Ja, ich könnte mich wohlfühlen, ich würde mich als Schaf im Paradiese wähnen, wenn in unserer Herde, wenn da der Hund nicht wäre.
Der Hund, das also ist des Unheils Kern!
Vielleicht liegt es weder an den Schafen noch am Hirten, dass das Bild aus dem heutigen Evangelium für viele Menschen unserer Tage seine Faszination verloren hat. Vielleicht liegt es ja gerade an den "Pastoren", die weniger Hirten, als Hirtenhunde sind; an denen, die eigentlich Hirten sein wollten, und sich immer häufiger als Hirtenhunde entpuppen, die der Herde nicht zutrauen, dass sie Herde sein will, dass sie aus sich selbst heraus schon mit dem einen Hirten unterwegs sein will, die sich selbst vormachen, dass die Menschen nur durch einen Zaun von Geboten auf den von Gott gewiesen Wegen zu halten sind und dass man gleich kräftig bellen müsse, wenn einer auch nur ein paar Zentimeter daneben laufe.
Und wie ein Hund in der Herde genügen kann, damit sich alle Schafe unwohl fühlen, so kann ein einziger, so können ein paar wenige Oberhirten ausreichen, um die ganze Herde des einen Hirten in Misskredit zu bringen.

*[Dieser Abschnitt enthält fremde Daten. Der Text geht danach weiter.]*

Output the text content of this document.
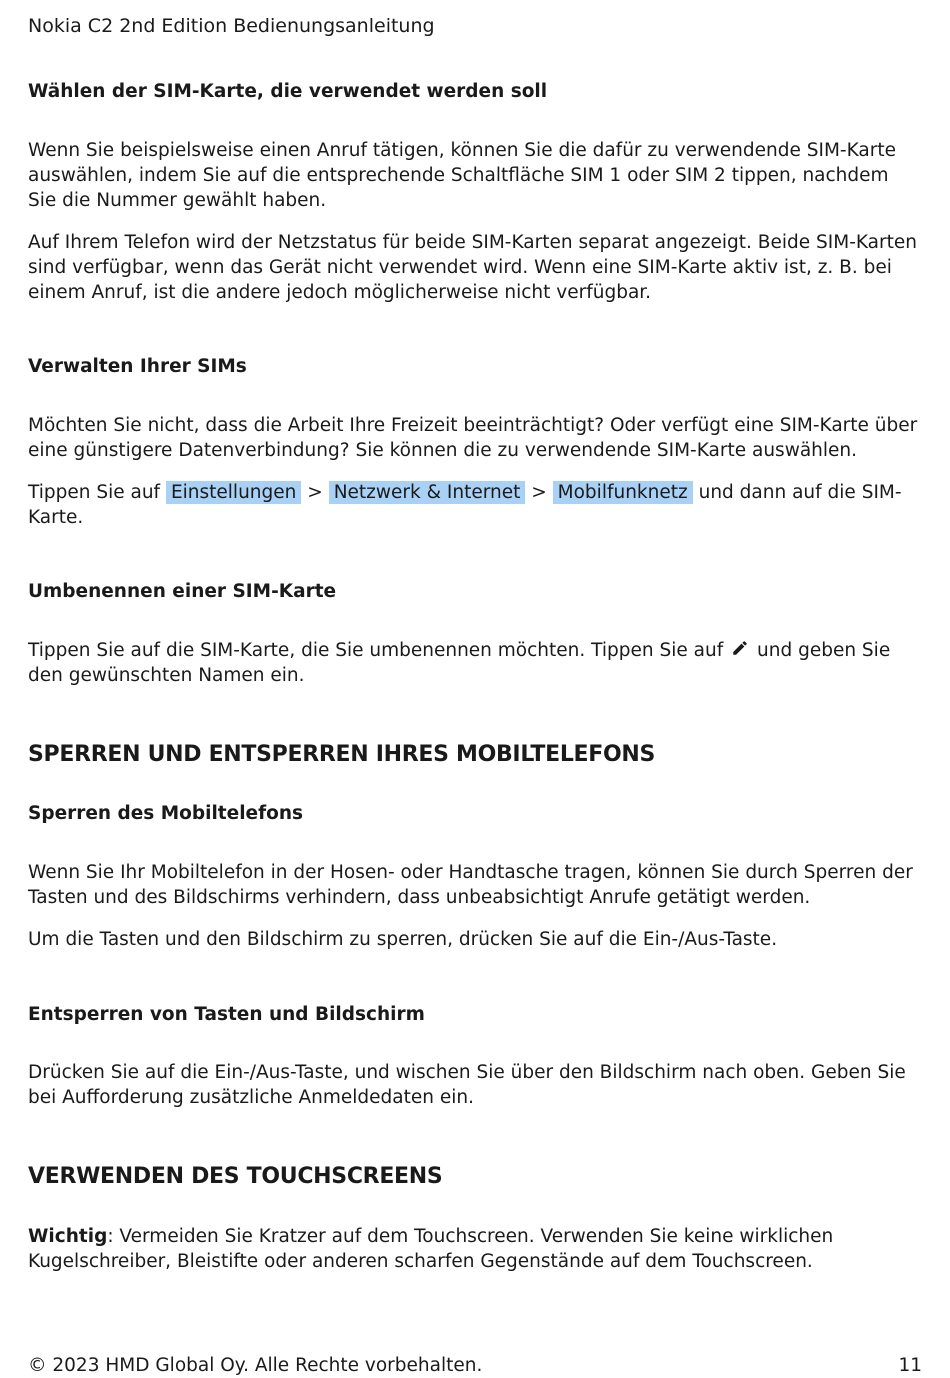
Nokia C2 2nd Edition Bedienungsanleitung
Wählen der SIM-Karte, die verwendet werden soll

Wenn Sie beispielsweise einen Anruf tätigen, können Sie die dafür zu verwendende SIM-Karte auswählen, indem Sie auf die entsprechende Schaltfläche SIM 1 oder SIM 2 tippen, nachdem Sie die Nummer gewählt haben.

Auf Ihrem Telefon wird der Netzstatus für beide SIM-Karten separat angezeigt. Beide SIM-Karten sind verfügbar, wenn das Gerät nicht verwendet wird. Wenn eine SIM-Karte aktiv ist, z. B. bei einem Anruf, ist die andere jedoch möglicherweise nicht verfügbar.

Verwalten Ihrer SIMs

Möchten Sie nicht, dass die Arbeit Ihre Freizeit beeinträchtigt? Oder verfügt eine SIM-Karte über eine günstigere Datenverbindung? Sie können die zu verwendende SIM-Karte auswählen.

Tippen Sie auf Einstellungen > Netzwerk & Internet > Mobilfunknetz und dann auf die SIM-Karte.

Umbenennen einer SIM-Karte

Tippen Sie auf die SIM-Karte, die Sie umbenennen möchten. Tippen Sie auf und geben Sie den gewünschten Namen ein.

SPERREN UND ENTSPERREN IHRES MOBILTELEFONS
Sperren des Mobiltelefons

Wenn Sie Ihr Mobiltelefon in der Hosen- oder Handtasche tragen, können Sie durch Sperren der Tasten und des Bildschirms verhindern, dass unbeabsichtigt Anrufe getätigt werden.

Um die Tasten und den Bildschirm zu sperren, drücken Sie auf die Ein-/Aus-Taste.

Entsperren von Tasten und Bildschirm

Drücken Sie auf die Ein-/Aus-Taste, und wischen Sie über den Bildschirm nach oben. Geben Sie bei Aufforderung zusätzliche Anmeldedaten ein.

VERWENDEN DES TOUCHSCREENS

Wichtig: Vermeiden Sie Kratzer auf dem Touchscreen. Verwenden Sie keine wirklichen Kugelschreiber, Bleistifte oder anderen scharfen Gegenstände auf dem Touchscreen.

© 2023 HMD Global Oy. Alle Rechte vorbehalten.	11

Und bevor mir jetzt jemand kommt und sagt, dass das halt nun einmal so sei, dass es Hirtenhunde halt einfach braucht, dass zu einer Herde mit einem Hirten nun einmal die Hirtenhunde gehören und es ohne solche Hunde einfach nicht geht. Bevor jemand das sagt, gleich der Hinweis, dass das eben genau der Unterschied ist:
Als die Hirten Altisraels zum ersten Mal ihre Erfahrung mit Jahwe in das Bild vom Hirten und der Herde kleideten, als dieses Bild geprägt wurde, das Jesus Christus dann aufnimmt und auf sich deutet, als das Bild vom Hirten und der Herde entstand, da gab es noch gar keine Hirtenhunde! Der Hund, der war damals noch gar nicht gezähmt. Er war noch lange der räudige, wilde Hund, der er im Bewusstsein und in der Sprache Israels immer geblieben ist, diese kläffende Bestie, vor der sich Hirt und Herde fürchteten, weil sie nämlich im Rudel einbrach, die Schafe riss und die Herde schwer schädigte.
Auch wenn wir heute meinen, dass der Hund zu den Schafen gehört, dort wo das Bild vom Hirten und der Herde entstand, da gab es keine Hirtenhunde, ja, da gab es für einen guten Hirten kaum etwas Wichtigeres, als Hunde mit seinem mächtigen Stab schleunigst aus der Herde zu vertreiben.
Amen.
(gehalten am 13./14. Mai 2000 in der Peters- und Pauluskirche, Bruchsal)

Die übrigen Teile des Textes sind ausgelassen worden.